Finding Friends in Random Bars
So I promised a certain stranger-turned-friend a post all about him and it's about three weeks late, but here it is:
Sometimes when you're pretty much sure that you suck, that all guys suck, and that humanity in general sucks, the universe gets it and rewards you with a little reminder that maybe there are like a handful of non-sucky people. That was a very articulate sentence, I know.
Anyways, judging from my last post, you can imagine my level of frustration with all the lame guys I have been meeting in the past few months. Honestly,I had pretty much resigned myself to the fact that pretention has no single homebase, but, in fact, dwells on both coasts and I would most certainly end up living the life of a lonely spinster or, even worse, a weird cat lady.
And then on a stiflingly hot Saturday afternoon, after blowing off my boss' request for me to come in to work and "help out," a friend and I wandered into a dark-wood paneled bar nestled amidst a busy stretch of restaurants in the Park Slope neighborhood of Brooklyn. Halfway through our individual pitchers of mimosas, a scruffy-looking guy with a baseball cap and cargo shorts plopped down next to me and pulled out a laptop. Within minutes we had struck up a conversation, quickly hopping from our love of Venice (where he was visiting from on business) to my travels abroad in India.
Somehow we stumbled upon the topic of this blog and he insisted he be allowed to read it. I furtively shook my head no, but by the time I had drained my carafe of champagne and his nagging had worn me down, I gave in and reached over to pull it up on his computer.
Embarrassed, I hid my face as he read the first post. I heard him chuckle and I looked up. He begged me to pick another one for him to read. We read different posts and he laughed and I cringed and finally laughed too. We talked about politics and people, the cities we'd lived in, our passions, and a little of our pasts. All in all, we clicked. At the end, I waited for him to ask for my number.
He didn't, but what he had to offer was way better. He told me how he had fallen in love with this girl back home and how it had changed him. He was pretty sure she was the one. He also told me that I was an amazing woman (his words, not mine, I swear) and how I shouldn't be worried about "finding" someone.

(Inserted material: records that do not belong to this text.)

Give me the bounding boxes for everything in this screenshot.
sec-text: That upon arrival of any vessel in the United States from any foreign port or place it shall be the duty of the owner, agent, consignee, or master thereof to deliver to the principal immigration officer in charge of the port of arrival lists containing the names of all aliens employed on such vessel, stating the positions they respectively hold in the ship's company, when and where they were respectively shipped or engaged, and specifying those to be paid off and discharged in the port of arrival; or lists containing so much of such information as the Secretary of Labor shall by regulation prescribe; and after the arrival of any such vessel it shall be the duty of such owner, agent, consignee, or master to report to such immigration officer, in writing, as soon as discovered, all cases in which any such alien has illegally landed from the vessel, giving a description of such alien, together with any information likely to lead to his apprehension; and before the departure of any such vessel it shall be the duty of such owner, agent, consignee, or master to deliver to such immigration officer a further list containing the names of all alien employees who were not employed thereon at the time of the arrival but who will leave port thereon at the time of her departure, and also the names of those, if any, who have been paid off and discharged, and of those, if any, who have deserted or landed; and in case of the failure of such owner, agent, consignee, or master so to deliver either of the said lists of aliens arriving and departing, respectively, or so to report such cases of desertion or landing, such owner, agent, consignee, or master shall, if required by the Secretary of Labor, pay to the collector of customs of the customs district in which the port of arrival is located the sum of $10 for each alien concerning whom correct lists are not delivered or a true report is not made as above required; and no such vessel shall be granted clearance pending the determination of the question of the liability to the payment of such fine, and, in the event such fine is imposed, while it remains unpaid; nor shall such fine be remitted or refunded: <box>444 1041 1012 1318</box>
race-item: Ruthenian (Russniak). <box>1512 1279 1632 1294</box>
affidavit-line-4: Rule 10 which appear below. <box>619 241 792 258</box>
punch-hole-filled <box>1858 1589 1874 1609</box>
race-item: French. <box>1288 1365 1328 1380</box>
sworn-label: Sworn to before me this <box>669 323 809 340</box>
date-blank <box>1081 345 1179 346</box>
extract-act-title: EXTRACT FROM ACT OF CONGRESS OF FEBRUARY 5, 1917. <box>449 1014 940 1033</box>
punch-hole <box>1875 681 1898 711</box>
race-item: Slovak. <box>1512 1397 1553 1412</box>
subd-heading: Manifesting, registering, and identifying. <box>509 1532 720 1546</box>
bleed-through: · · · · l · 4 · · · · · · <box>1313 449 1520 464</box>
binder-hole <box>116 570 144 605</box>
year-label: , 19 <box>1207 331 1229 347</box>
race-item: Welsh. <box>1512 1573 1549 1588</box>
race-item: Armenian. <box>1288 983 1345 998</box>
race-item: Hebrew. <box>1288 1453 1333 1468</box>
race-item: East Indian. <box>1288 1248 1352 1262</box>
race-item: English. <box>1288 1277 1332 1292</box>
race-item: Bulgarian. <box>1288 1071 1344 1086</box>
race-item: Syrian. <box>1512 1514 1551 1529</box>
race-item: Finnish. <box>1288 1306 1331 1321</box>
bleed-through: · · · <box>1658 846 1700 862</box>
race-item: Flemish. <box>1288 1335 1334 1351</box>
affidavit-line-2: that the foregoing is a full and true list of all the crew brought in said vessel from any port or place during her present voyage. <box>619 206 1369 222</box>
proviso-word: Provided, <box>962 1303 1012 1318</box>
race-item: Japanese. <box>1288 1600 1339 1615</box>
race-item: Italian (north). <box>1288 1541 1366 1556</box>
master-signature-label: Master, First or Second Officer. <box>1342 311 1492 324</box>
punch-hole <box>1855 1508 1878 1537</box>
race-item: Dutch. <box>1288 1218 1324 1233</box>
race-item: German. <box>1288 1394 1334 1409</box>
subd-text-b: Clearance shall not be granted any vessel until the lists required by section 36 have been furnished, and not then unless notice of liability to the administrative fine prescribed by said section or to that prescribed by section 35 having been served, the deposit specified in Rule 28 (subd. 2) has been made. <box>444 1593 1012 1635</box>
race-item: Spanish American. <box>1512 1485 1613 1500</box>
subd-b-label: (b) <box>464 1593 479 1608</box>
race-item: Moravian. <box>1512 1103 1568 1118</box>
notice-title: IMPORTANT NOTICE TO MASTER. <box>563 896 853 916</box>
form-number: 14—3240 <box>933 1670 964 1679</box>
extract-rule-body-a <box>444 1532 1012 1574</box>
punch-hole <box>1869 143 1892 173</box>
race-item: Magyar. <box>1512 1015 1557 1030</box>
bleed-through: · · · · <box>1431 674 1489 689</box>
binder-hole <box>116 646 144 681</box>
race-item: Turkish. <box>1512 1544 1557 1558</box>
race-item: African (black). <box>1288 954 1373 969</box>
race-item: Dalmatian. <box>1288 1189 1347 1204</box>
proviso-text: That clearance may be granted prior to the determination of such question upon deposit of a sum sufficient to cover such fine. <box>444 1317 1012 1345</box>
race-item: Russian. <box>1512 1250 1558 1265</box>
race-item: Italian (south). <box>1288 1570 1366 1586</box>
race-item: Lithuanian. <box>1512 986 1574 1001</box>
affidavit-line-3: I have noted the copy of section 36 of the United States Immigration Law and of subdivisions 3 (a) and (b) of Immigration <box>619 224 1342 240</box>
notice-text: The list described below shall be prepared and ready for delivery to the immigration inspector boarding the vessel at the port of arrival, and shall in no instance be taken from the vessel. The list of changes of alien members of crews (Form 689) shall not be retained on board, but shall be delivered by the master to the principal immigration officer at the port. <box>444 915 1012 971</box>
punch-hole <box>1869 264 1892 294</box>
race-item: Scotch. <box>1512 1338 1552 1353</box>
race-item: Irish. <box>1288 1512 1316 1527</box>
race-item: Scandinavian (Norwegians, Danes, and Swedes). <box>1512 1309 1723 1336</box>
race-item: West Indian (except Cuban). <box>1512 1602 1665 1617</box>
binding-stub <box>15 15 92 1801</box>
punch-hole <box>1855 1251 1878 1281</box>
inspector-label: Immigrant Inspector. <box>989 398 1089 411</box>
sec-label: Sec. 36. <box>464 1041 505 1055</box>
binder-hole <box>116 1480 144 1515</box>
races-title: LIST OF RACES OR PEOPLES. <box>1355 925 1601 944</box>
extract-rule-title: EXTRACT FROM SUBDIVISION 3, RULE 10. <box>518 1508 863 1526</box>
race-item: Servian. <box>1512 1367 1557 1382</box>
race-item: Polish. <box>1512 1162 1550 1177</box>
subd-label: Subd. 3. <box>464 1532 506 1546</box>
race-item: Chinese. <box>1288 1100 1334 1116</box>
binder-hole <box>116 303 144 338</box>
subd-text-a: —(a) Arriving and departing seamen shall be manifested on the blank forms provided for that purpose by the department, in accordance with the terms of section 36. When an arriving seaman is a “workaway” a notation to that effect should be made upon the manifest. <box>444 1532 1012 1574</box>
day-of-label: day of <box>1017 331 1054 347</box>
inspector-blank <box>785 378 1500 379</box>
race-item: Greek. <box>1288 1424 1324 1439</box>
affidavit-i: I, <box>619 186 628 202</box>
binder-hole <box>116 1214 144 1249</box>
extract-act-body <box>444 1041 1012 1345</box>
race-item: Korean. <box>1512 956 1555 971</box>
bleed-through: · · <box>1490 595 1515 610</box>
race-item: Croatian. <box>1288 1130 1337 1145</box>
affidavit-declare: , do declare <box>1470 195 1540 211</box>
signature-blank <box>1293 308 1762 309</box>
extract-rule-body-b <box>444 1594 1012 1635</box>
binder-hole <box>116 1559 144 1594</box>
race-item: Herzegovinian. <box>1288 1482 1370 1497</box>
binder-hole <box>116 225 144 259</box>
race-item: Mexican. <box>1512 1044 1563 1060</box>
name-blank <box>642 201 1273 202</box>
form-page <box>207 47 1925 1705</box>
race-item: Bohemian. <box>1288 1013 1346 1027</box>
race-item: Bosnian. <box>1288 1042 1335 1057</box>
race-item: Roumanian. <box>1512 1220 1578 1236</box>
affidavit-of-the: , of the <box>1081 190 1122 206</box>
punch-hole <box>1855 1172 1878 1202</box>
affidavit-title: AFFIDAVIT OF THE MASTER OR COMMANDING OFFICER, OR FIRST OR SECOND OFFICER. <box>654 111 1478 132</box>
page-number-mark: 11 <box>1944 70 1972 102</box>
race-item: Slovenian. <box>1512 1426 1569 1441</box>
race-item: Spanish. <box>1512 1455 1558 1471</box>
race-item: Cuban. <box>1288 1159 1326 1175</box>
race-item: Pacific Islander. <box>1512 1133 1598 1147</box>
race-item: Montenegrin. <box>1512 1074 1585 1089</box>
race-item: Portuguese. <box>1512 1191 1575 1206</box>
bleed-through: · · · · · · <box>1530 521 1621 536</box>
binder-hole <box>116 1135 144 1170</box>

I didn't go home and sleep with this guy. I didn't get a kiss or a number. What I got, though, was a renewed sense that it is possible to connect with someone even if it's just for an hour, that you never know who is going to sit next to you in the bar at two in the afternoon, and that there really are good guys out there. So Rafael's girlfriend, you are one lucky lady. And I'm feeling pretty lucky again too.